- Born: May 13, 1937 (age 89)
- Known for: Ceramics

= Anita Louise Suazo =

Anita Louise Suazo (born May 13, 1937) is a Native American potter from Santa Clara Pueblo, New Mexico, United States.

==Background==
She is the daughter of Ernesto Tapia and noted potter Belen Tafoya Tapia (1914–1999). Anita's mother Belen was one of the innovators of finely crafted polychrome redwares. She was a first cousin to Margaret Tafoya. Growing up in a family of traditional potters, Anita began learning Santa Clara pottery techniques as a child from her mother.

==Artwork==
She works with her husband Joseph who helps her dig clay from the soil near Santa Clara. Her pots are made using the traditional, free hand coiling technique, polishing stones and native clays.

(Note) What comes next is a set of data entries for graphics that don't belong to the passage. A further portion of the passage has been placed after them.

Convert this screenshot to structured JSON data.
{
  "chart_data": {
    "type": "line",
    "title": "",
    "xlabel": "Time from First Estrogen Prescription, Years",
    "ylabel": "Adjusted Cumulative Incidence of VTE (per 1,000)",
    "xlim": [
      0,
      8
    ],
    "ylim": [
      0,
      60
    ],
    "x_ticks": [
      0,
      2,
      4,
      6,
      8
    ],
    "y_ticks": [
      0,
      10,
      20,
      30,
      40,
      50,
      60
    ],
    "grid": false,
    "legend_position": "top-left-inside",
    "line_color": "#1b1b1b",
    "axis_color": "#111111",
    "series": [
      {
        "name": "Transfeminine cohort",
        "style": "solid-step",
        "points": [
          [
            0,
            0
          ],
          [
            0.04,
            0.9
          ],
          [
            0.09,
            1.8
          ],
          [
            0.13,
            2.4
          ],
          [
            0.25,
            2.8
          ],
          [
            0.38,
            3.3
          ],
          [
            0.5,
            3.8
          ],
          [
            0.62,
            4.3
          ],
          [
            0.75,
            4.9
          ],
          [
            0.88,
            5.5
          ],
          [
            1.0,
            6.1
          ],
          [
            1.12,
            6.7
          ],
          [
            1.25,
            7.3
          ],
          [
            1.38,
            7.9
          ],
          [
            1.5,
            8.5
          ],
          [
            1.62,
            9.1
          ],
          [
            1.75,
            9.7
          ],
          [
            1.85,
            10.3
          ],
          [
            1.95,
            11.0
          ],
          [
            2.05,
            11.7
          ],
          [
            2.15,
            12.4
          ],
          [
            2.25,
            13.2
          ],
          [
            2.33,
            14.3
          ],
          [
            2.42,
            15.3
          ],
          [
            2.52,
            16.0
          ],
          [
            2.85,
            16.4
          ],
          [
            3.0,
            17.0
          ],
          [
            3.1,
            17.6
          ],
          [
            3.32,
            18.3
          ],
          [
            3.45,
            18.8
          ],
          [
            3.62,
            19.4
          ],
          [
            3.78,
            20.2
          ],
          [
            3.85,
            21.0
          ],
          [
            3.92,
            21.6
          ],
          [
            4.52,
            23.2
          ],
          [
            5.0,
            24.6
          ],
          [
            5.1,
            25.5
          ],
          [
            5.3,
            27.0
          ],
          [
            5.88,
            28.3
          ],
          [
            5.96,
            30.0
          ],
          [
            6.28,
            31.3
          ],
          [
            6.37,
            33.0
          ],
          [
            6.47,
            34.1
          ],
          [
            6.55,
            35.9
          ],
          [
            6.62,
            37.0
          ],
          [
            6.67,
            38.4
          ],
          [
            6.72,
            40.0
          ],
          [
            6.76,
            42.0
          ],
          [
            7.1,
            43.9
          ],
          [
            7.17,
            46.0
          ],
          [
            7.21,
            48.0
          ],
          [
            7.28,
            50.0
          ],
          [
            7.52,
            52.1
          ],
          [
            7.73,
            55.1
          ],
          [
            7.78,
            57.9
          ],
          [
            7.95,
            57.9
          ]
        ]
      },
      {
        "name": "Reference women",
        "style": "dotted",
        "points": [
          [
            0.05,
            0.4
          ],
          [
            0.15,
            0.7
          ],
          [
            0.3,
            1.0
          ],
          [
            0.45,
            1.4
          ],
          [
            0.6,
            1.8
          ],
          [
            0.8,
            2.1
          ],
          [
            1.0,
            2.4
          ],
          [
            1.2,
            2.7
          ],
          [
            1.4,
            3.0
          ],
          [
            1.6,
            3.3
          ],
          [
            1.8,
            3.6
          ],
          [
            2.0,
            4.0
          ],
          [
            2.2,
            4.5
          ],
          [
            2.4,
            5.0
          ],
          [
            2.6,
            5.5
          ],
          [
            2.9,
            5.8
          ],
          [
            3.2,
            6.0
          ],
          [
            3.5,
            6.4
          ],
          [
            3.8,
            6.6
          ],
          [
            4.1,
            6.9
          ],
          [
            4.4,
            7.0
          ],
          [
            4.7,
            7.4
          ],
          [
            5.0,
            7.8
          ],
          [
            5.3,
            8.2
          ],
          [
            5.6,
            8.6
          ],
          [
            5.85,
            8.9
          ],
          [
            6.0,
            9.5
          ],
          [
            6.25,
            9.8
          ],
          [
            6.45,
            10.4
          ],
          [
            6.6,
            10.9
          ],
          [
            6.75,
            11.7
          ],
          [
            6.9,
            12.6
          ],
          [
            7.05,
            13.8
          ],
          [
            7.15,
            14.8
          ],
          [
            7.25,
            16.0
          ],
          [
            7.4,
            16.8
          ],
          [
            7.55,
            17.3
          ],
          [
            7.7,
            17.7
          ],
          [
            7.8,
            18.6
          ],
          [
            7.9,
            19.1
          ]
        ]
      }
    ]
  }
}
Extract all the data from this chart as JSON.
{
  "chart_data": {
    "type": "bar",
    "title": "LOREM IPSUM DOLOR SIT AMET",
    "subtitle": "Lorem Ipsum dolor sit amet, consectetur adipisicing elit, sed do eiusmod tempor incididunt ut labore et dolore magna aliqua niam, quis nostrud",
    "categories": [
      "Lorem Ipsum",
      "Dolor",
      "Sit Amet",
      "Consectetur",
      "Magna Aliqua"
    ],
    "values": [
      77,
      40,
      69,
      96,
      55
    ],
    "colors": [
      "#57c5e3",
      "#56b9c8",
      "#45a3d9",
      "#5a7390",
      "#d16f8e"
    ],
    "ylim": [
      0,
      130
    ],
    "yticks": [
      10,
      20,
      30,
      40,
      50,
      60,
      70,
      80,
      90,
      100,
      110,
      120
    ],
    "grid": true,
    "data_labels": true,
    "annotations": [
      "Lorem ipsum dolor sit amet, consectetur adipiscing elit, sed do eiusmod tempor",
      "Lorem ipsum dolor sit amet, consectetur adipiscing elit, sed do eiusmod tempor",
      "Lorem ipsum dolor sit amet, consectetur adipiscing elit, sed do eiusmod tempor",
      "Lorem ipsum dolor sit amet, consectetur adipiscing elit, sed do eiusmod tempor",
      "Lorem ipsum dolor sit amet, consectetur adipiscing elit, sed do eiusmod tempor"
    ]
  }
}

Anita makes carved redware and stoneware, polychrome redware, black melon pots and carved two-tone black on black pottery. She carves or decorates her pots with water serpents, rain clouds, kiva steps, feathers and other prehistoric stylized designs.

==Awards and honors==
Anita is recognized as a master potter. Since 1979, she has consistently won awards at the Santa Fe Indian Market and the Eight Northern Pueblos Indian Arts and Crafts Shows. In 1985, she participated in the Sid Deusch Gallery show in New York with Margaret Tafoya and 42 other Santa Clara potters. In 1986 she received the Jack Hoover Memorial Award for excellence in Santa Clara pottery. She has taught workshops and given demonstrations on traditional Native American pottery techniques at the University of New Mexico and the University of California at Davis. Her pottery can be found in collections of the Heard Museum in Phoenix, the Smithsonian Institution, the Millicent Rogers Museum in Taos, the Museum of New Mexico in Santa Fe, and in collections around the world.